Cannot restore data from pg_dump due to blank strings being treated as nonexistant data


I have a database currently on a PostgreSQL 9.3.9 server that I am backing up with pgdump in the simplest possible fashion, eg pg_dump orb > mar_9_2018.db.

One of those tables (linktags) has the following definition:

CREATE TABLE linktags (
    linktagid integer NOT NULL,
    linkid integer,
    tagval character varying(1000)
);

When attempting to restore the database on PostgreSQL 11.2 via

cat mar_9_2018.db | docker exec -i pg-docker psql -U postgres

(docker container restore) the table returns empty because of the following error -

ERROR:  missing data for column "tagval"
CONTEXT:  COPY linktags, line 737: "1185    9325"
 setval

I checked the db file and found that there are missing tabs where I would expect some sort of information, and clearly the restore process does as well.

demonstration of tabs missing with regular expressions

I also verified that the value in the database is a blank string.

So -

  • Is there an idiomatic method to backup and restore a postgres database I am missing?
  • Is my version old enough that this version of pg_dump should have some special considerations?
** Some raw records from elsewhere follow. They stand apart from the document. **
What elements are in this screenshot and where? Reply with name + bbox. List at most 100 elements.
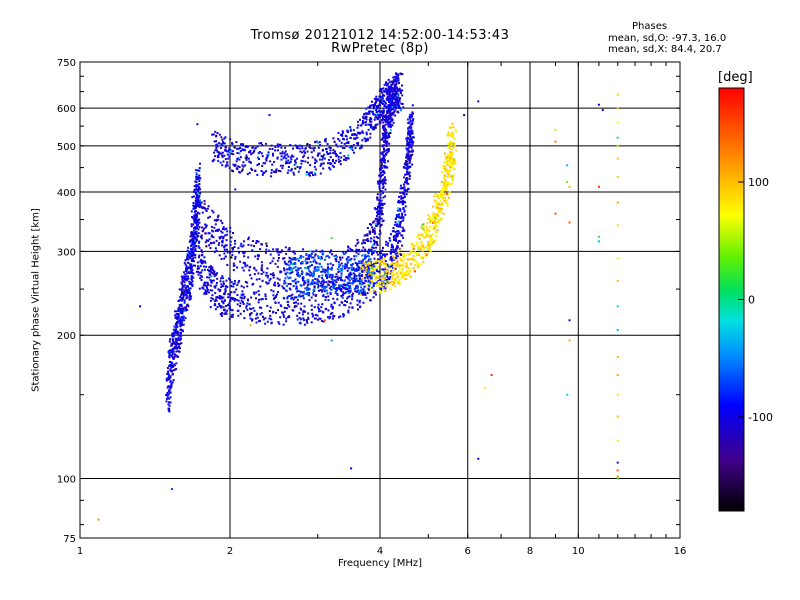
data-point xyxy=(221,138,224,141)
data-point xyxy=(399,92,402,94)
data-point xyxy=(394,267,397,270)
data-point xyxy=(369,249,372,252)
data-point xyxy=(364,284,367,287)
data-point xyxy=(306,257,309,260)
data-point xyxy=(224,158,227,161)
data-point xyxy=(391,118,394,121)
data-point xyxy=(320,280,323,283)
data-point xyxy=(234,188,237,191)
data-point xyxy=(406,136,409,139)
data-point xyxy=(396,215,398,218)
data-point xyxy=(200,279,203,281)
data-point xyxy=(345,290,348,293)
data-point xyxy=(385,284,388,287)
data-point xyxy=(220,219,223,222)
data-point xyxy=(195,201,198,204)
data-point xyxy=(198,204,201,207)
data-point xyxy=(386,120,389,123)
data-point xyxy=(318,262,321,265)
data-point xyxy=(398,87,401,90)
data-point xyxy=(256,316,259,319)
data-point xyxy=(394,277,397,280)
data-point xyxy=(380,98,383,101)
data-point xyxy=(277,253,280,256)
data-point xyxy=(233,246,236,248)
data-point xyxy=(398,225,401,228)
data-point xyxy=(192,233,195,235)
data-point xyxy=(446,163,449,165)
data-point xyxy=(226,161,229,164)
data-point xyxy=(405,156,407,159)
data-point xyxy=(388,271,391,273)
data-point xyxy=(219,237,221,240)
data-point xyxy=(139,305,142,308)
data-point xyxy=(175,313,178,316)
data-point xyxy=(376,283,379,286)
data-point xyxy=(198,202,201,204)
data-point xyxy=(399,268,402,271)
data-point xyxy=(210,235,213,238)
data-point xyxy=(377,209,380,212)
data-point xyxy=(247,236,250,239)
data-point xyxy=(401,73,404,76)
data-point xyxy=(447,154,450,157)
data-point xyxy=(382,94,385,96)
data-point xyxy=(327,266,329,269)
data-point xyxy=(321,268,324,271)
data-point xyxy=(383,94,386,97)
data-point xyxy=(401,244,404,247)
data-point xyxy=(400,276,403,279)
data-point xyxy=(188,256,191,259)
data-point xyxy=(169,385,171,388)
data-point xyxy=(442,165,445,168)
data-point xyxy=(203,202,206,205)
data-point xyxy=(327,309,330,312)
data-point xyxy=(198,241,200,244)
data-point xyxy=(393,223,396,226)
data-point xyxy=(397,275,400,277)
data-point xyxy=(195,220,198,223)
data-point xyxy=(321,289,324,292)
data-point xyxy=(270,175,273,178)
data-point xyxy=(426,222,429,225)
data-point xyxy=(328,256,331,259)
data-point xyxy=(406,152,409,155)
data-point xyxy=(201,226,204,229)
data-point xyxy=(364,242,366,244)
data-point xyxy=(186,275,189,278)
data-point xyxy=(242,293,245,296)
data-point xyxy=(411,163,414,166)
data-point xyxy=(412,112,414,115)
data-point xyxy=(189,235,192,238)
data-point xyxy=(302,317,305,320)
data-point xyxy=(373,106,375,108)
data-point xyxy=(257,240,260,243)
data-point xyxy=(262,171,265,174)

Am I just restoring this wrong?

Edit: I did some further research and found that I was incorrect in the original checking of NULLs, it was instead blank strings that are causing the issue.

If I make an example table with null strings and then blank strings, I can see the NULLs get a newline but the blank does not null values showing a \n and blanks showing no \n


Solution

  • pg_dump has an option to use INSERT instead of COPY

    pg_dump -d db_name --inserts
    

    as the manual warns, it might make restoration slow (and much larger dump file). Even in case of some inconsistencies tables will be filled with valid rows.

    Another problem is with empty tables, pg_dump generates empty copy statement like:

    COPY config (key, value) FROM stdin;
    \.
    

    in this case you'll be getting errors on reimport like:

     ERROR:  invalid input syntax for type smallint: "  "
    CONTEXT:  COPY config, line 1, column group: "  "
    

    which doesn't happen with --insert option (no insert statement is generated).